Resolved Debris Discs Around A Stars in the Herschel DEBRIS Survey

TL;DR

This study uses Herschel's high-resolution imaging to resolve debris discs around A stars, directly measuring dust locations and improving radius estimates over traditional unresolved photometry methods.

Contribution

First resolved imaging of debris discs around A stars in the Herschel DEBRIS survey, providing insights into disc structure and improved radius estimation techniques.

Findings

Resolved discs have radii 1 to 2.5 times larger than blackbody estimates.

Disc radii inversely correlate with stellar luminosity.

Discs show diverse structures, including narrow, wide, or multiple rings.

Abstract

The majority of debris discs discovered so far have only been detected through infrared excess emission above stellar photospheres. While disc properties can be inferred from unresolved photometry alone under various assumptions for the physical properties of dust grains, there is a degeneracy between disc radius and dust temperature that depends on the grain size distribution and optical properties. By resolving the disc we can measure the actual location of the dust. The launch of Herschel, with an angular resolution superior to previous far-infrared telescopes, allows us to spatially resolve more discs and locate the dust directly.
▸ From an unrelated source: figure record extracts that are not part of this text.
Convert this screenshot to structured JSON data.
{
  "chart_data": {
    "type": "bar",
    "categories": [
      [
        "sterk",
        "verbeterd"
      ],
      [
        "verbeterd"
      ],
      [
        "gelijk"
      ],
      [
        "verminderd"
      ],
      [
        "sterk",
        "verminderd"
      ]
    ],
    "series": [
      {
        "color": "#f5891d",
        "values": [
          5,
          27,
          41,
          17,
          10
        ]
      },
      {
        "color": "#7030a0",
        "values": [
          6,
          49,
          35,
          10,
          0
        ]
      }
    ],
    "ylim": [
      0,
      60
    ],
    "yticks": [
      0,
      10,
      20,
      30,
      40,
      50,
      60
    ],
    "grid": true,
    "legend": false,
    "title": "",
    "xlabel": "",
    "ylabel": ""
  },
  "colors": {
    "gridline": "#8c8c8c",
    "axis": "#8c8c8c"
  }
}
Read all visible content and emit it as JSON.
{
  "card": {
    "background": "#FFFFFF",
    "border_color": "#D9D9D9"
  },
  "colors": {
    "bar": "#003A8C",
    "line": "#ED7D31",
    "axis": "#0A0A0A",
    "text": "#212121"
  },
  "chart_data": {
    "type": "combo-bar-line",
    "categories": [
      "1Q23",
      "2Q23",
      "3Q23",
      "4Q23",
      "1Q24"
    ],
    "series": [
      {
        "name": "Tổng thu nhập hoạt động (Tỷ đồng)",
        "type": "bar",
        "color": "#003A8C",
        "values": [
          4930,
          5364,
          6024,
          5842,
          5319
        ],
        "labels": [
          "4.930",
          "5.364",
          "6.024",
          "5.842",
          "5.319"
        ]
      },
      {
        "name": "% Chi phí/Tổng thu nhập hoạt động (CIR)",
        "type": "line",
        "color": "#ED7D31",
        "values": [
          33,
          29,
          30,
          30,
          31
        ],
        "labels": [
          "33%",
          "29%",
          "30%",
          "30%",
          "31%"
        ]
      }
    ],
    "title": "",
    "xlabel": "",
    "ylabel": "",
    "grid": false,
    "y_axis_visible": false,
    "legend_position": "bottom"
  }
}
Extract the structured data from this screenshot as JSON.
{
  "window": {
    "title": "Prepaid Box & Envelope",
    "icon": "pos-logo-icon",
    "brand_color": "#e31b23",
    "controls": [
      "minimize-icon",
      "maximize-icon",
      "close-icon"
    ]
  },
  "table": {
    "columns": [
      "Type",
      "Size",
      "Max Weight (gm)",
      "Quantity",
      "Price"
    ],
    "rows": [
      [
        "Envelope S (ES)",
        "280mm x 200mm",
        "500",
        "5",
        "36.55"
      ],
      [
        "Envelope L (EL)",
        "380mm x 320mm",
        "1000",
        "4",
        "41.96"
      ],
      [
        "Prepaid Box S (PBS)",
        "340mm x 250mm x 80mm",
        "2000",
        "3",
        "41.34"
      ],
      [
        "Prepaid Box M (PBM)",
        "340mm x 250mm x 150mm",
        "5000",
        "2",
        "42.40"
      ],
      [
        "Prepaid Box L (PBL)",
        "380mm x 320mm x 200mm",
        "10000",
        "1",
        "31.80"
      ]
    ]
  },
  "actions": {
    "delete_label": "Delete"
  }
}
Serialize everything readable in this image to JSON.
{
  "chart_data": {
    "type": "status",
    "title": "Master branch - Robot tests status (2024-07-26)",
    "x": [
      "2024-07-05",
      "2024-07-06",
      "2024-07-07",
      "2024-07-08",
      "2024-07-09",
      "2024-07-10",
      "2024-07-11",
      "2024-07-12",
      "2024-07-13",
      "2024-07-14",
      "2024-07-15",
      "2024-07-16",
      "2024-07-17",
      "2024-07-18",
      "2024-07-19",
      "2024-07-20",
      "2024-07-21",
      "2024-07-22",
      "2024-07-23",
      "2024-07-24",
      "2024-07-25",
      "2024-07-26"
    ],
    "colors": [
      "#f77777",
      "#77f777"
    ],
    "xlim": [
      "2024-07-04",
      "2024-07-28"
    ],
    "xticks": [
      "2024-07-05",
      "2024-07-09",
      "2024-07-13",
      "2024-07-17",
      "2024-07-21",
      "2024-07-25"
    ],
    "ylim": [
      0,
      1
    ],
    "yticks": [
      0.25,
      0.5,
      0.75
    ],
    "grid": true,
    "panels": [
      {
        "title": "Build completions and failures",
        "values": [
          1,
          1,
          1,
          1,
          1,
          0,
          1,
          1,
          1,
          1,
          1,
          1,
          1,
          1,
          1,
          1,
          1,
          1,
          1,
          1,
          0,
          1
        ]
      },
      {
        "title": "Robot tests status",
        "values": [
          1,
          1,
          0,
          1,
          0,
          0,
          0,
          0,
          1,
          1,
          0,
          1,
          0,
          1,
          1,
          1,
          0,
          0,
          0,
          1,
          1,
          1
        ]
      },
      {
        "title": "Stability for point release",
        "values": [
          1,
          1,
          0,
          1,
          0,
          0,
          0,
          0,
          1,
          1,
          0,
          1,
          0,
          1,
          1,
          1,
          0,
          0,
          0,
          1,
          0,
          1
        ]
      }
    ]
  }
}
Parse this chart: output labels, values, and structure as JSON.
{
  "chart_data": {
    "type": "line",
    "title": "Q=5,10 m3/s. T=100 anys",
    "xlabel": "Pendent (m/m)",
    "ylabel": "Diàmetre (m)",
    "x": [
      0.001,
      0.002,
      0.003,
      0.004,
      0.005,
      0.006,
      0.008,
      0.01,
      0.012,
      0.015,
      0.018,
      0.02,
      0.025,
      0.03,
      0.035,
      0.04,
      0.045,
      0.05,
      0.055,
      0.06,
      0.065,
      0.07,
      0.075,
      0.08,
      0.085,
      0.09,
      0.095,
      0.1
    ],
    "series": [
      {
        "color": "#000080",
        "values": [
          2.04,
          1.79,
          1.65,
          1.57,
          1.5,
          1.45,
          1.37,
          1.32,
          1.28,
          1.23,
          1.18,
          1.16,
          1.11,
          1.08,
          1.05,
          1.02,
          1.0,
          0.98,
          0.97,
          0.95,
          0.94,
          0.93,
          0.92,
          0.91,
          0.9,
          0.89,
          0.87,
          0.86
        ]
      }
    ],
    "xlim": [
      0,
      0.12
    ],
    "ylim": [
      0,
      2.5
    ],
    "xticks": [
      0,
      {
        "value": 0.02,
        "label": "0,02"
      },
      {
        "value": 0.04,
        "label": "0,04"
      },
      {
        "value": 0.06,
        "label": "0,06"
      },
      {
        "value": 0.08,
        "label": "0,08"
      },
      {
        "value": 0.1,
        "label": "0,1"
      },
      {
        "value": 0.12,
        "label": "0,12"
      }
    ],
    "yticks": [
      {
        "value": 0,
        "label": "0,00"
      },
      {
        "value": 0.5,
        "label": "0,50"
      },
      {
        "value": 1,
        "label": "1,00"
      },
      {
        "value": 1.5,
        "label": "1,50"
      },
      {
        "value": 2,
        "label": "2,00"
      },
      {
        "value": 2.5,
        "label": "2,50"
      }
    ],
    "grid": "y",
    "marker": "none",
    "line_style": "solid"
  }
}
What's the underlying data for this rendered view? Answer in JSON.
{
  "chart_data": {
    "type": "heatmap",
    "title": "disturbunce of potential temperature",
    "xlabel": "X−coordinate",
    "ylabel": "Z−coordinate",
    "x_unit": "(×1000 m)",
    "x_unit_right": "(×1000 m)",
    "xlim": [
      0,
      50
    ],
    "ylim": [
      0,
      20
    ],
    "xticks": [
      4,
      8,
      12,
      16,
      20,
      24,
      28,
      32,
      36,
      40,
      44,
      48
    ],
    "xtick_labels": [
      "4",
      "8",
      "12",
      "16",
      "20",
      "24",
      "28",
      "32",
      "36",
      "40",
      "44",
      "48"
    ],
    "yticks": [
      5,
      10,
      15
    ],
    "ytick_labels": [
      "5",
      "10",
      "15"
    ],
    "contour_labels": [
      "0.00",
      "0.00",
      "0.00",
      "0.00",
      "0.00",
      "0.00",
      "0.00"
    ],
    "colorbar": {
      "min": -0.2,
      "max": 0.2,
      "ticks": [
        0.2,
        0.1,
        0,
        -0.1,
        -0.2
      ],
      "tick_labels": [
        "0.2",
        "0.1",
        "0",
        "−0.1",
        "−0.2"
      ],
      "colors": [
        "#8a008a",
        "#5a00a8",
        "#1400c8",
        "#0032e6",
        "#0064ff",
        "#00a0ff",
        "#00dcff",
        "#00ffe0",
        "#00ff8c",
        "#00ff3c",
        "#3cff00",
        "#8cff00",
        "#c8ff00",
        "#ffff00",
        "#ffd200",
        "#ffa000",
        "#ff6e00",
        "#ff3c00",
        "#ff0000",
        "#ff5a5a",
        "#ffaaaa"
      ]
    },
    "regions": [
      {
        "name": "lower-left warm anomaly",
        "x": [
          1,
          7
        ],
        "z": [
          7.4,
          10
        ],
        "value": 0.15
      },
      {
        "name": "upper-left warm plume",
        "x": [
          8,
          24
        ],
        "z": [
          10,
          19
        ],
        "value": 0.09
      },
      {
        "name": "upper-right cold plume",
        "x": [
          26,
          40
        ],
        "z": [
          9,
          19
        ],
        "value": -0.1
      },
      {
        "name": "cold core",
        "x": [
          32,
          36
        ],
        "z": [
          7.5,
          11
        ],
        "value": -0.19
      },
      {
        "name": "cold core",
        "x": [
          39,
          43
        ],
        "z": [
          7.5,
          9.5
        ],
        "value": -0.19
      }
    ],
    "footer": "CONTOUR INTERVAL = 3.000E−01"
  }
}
Here we present the nine resolved discs around A stars between 20 and 40 pc observed by the DEBRIS survey. We use these data to investigate the disc radii by fitting narrow ring models to images at 70, 100 and 160 {\mu}m and by fitting blackbodies to full spectral energy distributions. We do this with the aim of finding an improved way of estimating disc radii for unresolved systems. The ratio between the resolved and blackbody radii varies between 1 and 2.5. This ratio is inversely correlated with luminosity and any remaining discrepancies are most likely explained by differences to the minimum size of grain in the size distribution or differences in composition. We find that three of the systems are well fit by a narrow ring, two systems are borderline cases and the other four likely require wider or multiple rings to fully explain the observations, reflecting the diversity of planetary systems.